今まではこんなに厳しい捜索はしんかったらしいけど、今回は床から天井からはがして至る所を捜索したから、やばいもん全部見つけられたらしいで。」
竹中が今川と三浦に話していた。ちょうど捜査の間に部屋に戻ったところで、三浦と会った竹中が話していたのだった。三浦が
「知ってますよ。今、警視庁内はその話ばっかりですからね。公務執行妨害で100人以上捕まえてきて、その他の偉い奴らも罪状を付けてしょっぴいて来たっていうので人手が足らなくなってるらしいですからね。」
「かなり思い切った捜索をしたんですね。しかも捜索を始める前にほとんどの構成員を捕まえてから捜索の邪魔をさせないようにしてたって噂もありますよ。」
今川もいい、竹中が
「でも、色々わかって来たらしいで。
山本が襲われたのもどこかの政治家に頼まれて、山本が持ってたUSB目的やったらしいしな。
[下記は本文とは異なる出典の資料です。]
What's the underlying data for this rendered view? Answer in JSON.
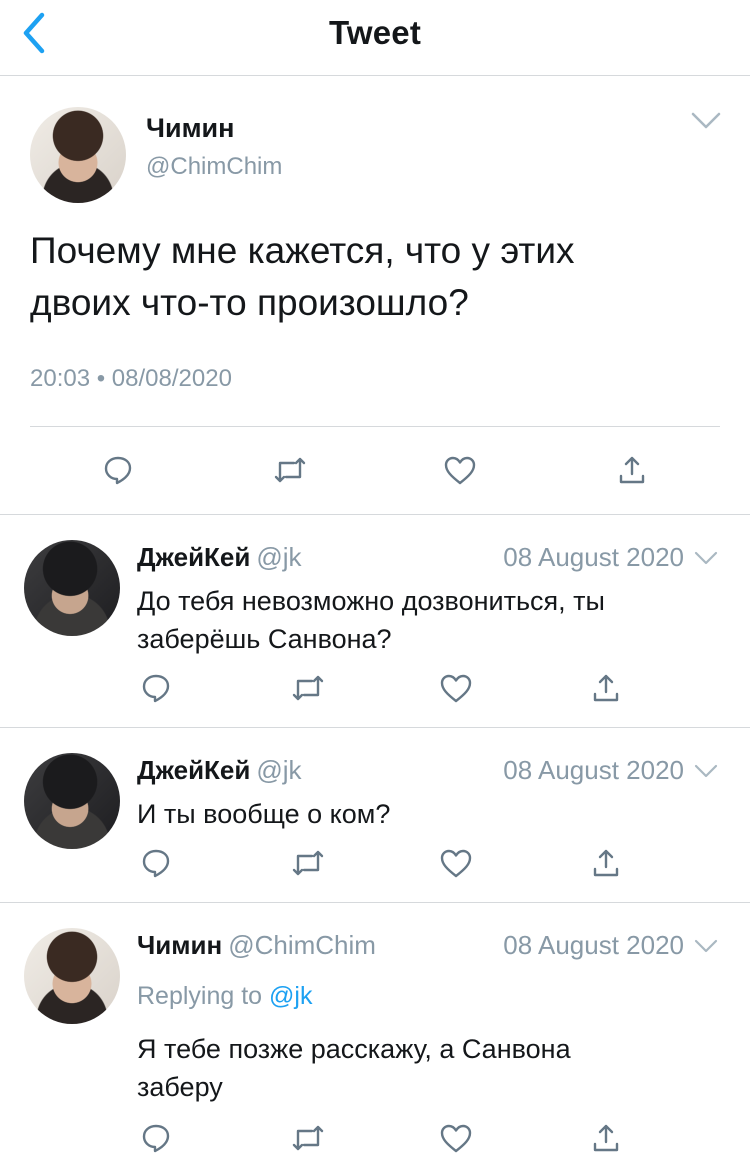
{
  "header": {
    "title": "Tweet",
    "back_icon": "chevron-left-icon",
    "accent": "#1da1f2"
  },
  "main_tweet": {
    "name": "Чимин",
    "handle": "@ChimChim",
    "text_line1": "Почему мне кажется, что у этих",
    "text_line2": "двоих что-то произошло?",
    "timestamp": "20:03 • 08/08/2020"
  },
  "replies": [
    {
      "name": "ДжейКей",
      "handle": "@jk",
      "date": "08 August 2020",
      "text_line1": "До тебя невозможно дозвониться, ты",
      "text_line2": "заберёшь Санвона?"
    },
    {
      "name": "ДжейКей",
      "handle": "@jk",
      "date": "08 August 2020",
      "text_line1": "И ты вообще о ком?"
    },
    {
      "name": "Чимин",
      "handle": "@ChimChim",
      "date": "08 August 2020",
      "replying_prefix": "Replying to",
      "replying_mention": "@jk",
      "text_line1": "Я тебе позже расскажу, а Санвона",
      "text_line2": "заберу"
    }
  ],
  "icons": {
    "reply": "reply-icon",
    "retweet": "retweet-icon",
    "like": "like-icon",
    "share": "share-icon",
    "more": "chevron-down-icon"
  },
  "colors": {
    "text": "#14171a",
    "secondary": "#8899a6",
    "divider": "#d6d9dc",
    "link": "#1da1f2"
  }
}
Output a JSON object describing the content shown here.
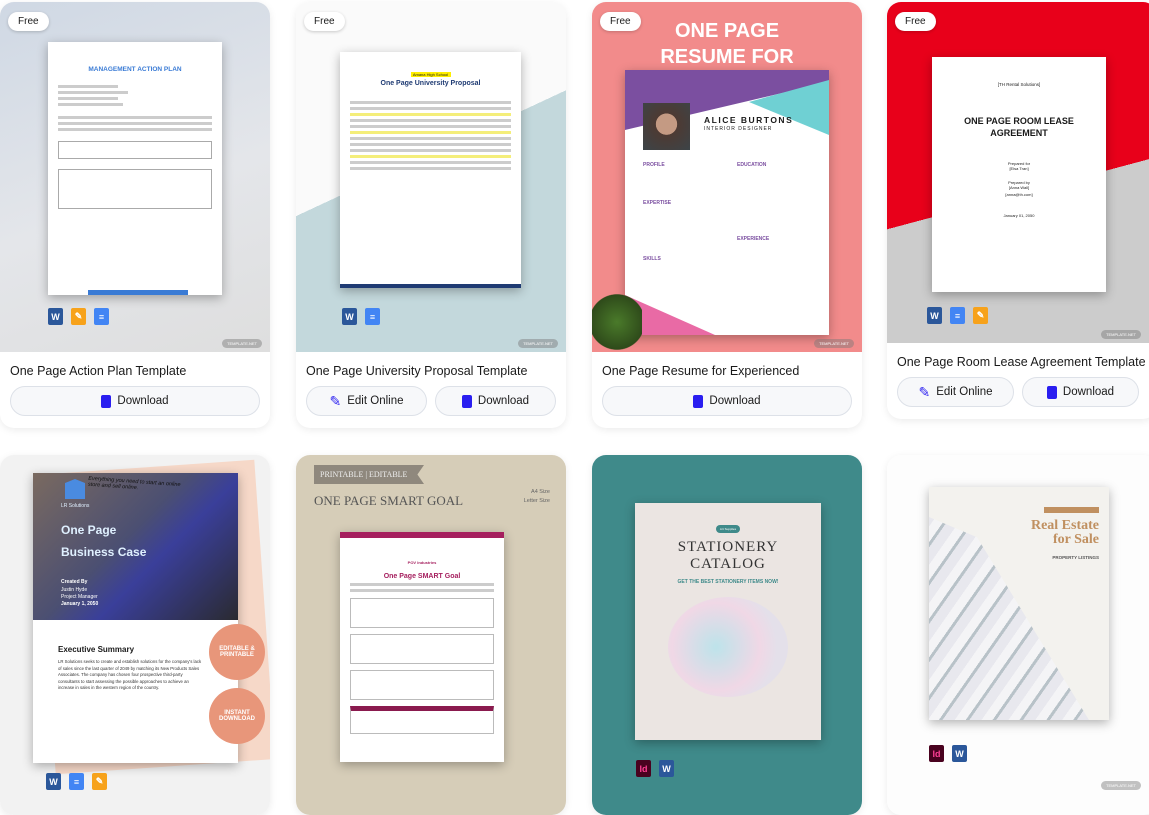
{
  "badge": "Free",
  "watermark": "TEMPLATE.NET",
  "colors": {
    "accent": "#2a1ef0",
    "button_bg": "#f7f8fa"
  },
  "cards": [
    {
      "title": "One Page Action Plan Template",
      "thumb_heading": "MANAGEMENT ACTION PLAN",
      "formats": [
        "word",
        "pages",
        "docs"
      ],
      "buttons": [
        {
          "label": "Download",
          "icon": "download-file-icon"
        }
      ]
    },
    {
      "title": "One Page University Proposal Template",
      "thumb_heading": "One Page University Proposal",
      "thumb_org": "Amana High School",
      "formats": [
        "word",
        "docs"
      ],
      "buttons": [
        {
          "label": "Edit Online",
          "icon": "pencil-icon"
        },
        {
          "label": "Download",
          "icon": "download-file-icon"
        }
      ]
    },
    {
      "title": "One Page Resume for Experienced",
      "thumb_heading": "ONE PAGE RESUME FOR EXPERIENCED",
      "thumb_name": "ALICE BURTONS",
      "thumb_role": "INTERIOR DESIGNER",
      "thumb_sections": [
        "PROFILE",
        "EDUCATION",
        "EXPERTISE",
        "EXPERIENCE",
        "SKILLS"
      ],
      "buttons": [
        {
          "label": "Download",
          "icon": "download-file-icon"
        }
      ]
    },
    {
      "title": "One Page Room Lease Agreement Template",
      "thumb_company": "[TH Rental Solutions]",
      "thumb_heading": "ONE PAGE ROOM LEASE AGREEMENT",
      "thumb_prepared_for": "Prepared for",
      "thumb_client": "[Elsa Tran]",
      "thumb_prepared_by": "Prepared by",
      "thumb_author": "[Anna Wall]",
      "thumb_email": "[anna@th.com]",
      "thumb_date": "January 01, 2050",
      "formats": [
        "word",
        "docs",
        "pages"
      ],
      "buttons": [
        {
          "label": "Edit Online",
          "icon": "pencil-icon"
        },
        {
          "label": "Download",
          "icon": "download-file-icon"
        }
      ]
    },
    {
      "thumb_tagline": "Everything you need to start an online store and sell online.",
      "thumb_company": "LR Solutions",
      "thumb_heading1": "One Page",
      "thumb_heading2": "Business Case",
      "thumb_created": "Created By",
      "thumb_author": "Justin Hyde",
      "thumb_author_role": "Project Manager",
      "thumb_date": "January 1, 2050",
      "thumb_section": "Executive Summary",
      "thumb_body": "LR Solutions seeks to create and establish solutions for the company's lack of sales since the last quarter of 2049 by matching its New Products Sales Associates. The company has chosen four prospective third-party consultants to start assessing the possible approaches to achieve an increase in sales in the western region of the country.",
      "badge1": "EDITABLE & PRINTABLE",
      "badge2": "INSTANT DOWNLOAD",
      "formats": [
        "word",
        "docs",
        "pages"
      ]
    },
    {
      "thumb_banner": "PRINTABLE | EDITABLE",
      "thumb_heading": "ONE PAGE SMART GOAL",
      "thumb_size1": "A4 Size",
      "thumb_size2": "Letter Size",
      "thumb_company": "POV Industries",
      "thumb_doc_title": "One Page SMART Goal"
    },
    {
      "thumb_pill": "Art Supplies",
      "thumb_heading1": "STATIONERY",
      "thumb_heading2": "CATALOG",
      "thumb_sub": "GET THE BEST STATIONERY ITEMS NOW!",
      "formats": [
        "indesign",
        "word"
      ]
    },
    {
      "thumb_heading1": "Real Estate",
      "thumb_heading2": "for Sale",
      "thumb_sub": "PROPERTY LISTINGS",
      "formats": [
        "indesign",
        "word"
      ]
    }
  ]
}
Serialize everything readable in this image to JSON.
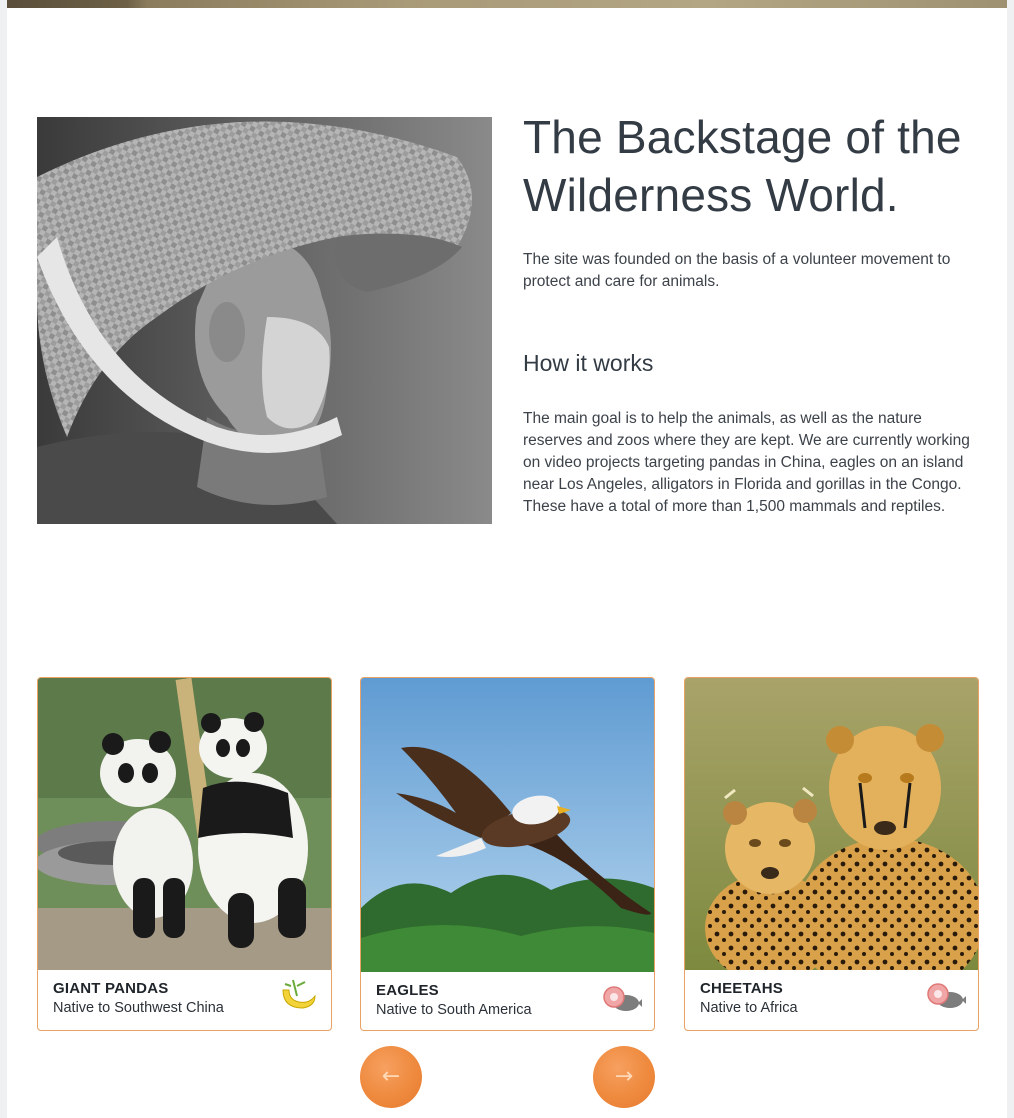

他にも、覚せい剤の売人の話とか輸入のこともかなり強引な取り調べやけど吐かせてるらしい。」
「そんなことする刑事が組対課にいたんですね。知らなかったですよ。」
今川が感心したかのように言い、竹中がため息をついてから、
「いや~、それがちゃうねん。
その指揮を執ったのがうちに配属されててまだ来てなかった伊達やねん。
構成員の中には鼻の骨折ったり、肩を脱臼させられてたり、腕の骨折られてたりと、まあ、かなり違法捜査ぽいこともしてるらしいで。」
「そんなことして責任は誰が取るんですか?」
三浦が聞くと、竹中は肩をすくめて
「俺もようわからんけど、伊達の上司は黒田ちゃんになるわけやけど、組対課が主導した捜索やったから向こうの課長が取るんかもしれんけど、誰にもそのへんはわからんな。」
「山本さんを襲わせた政治家はわかったんですか?」
今川が聞き、竹中が
「さすがに組長クラスになると、そのへんは死んでも吐かんやろな。
暴力団なんやから警察に捕まることくらい何とも思ってないけど、政治家とか裏でつながりのあるやつらに目を付けられると命の危険があるからな。」
「上田さんが連行して来た奴らもそんなこと言ってたらしいですからね。
上田さんの取り調べた二人は正直に話して、身柄の安全を要求してるそうですよ。」
三浦が言い、今川が
「でも、そんなに重要な証言はなかったみたいですよね。下っ端過ぎて何も知らなかったみたいですし。」
「でも、あれやろ、佐和田さがしとった奴の名前くらいは話したらしいから、そいつ探して情報聞けば、佐和田のことについてわかるかもしれんからな。
まあ、取調べが進むのを待つしかないんやけどな。」
「どっちにしても、伊達って刑事の処遇次第では俺らの方にもシワ寄せきそうですよね。」
「まあ、しゃーないやろな。」
三人は何となく不安になり、同時にため息をついた。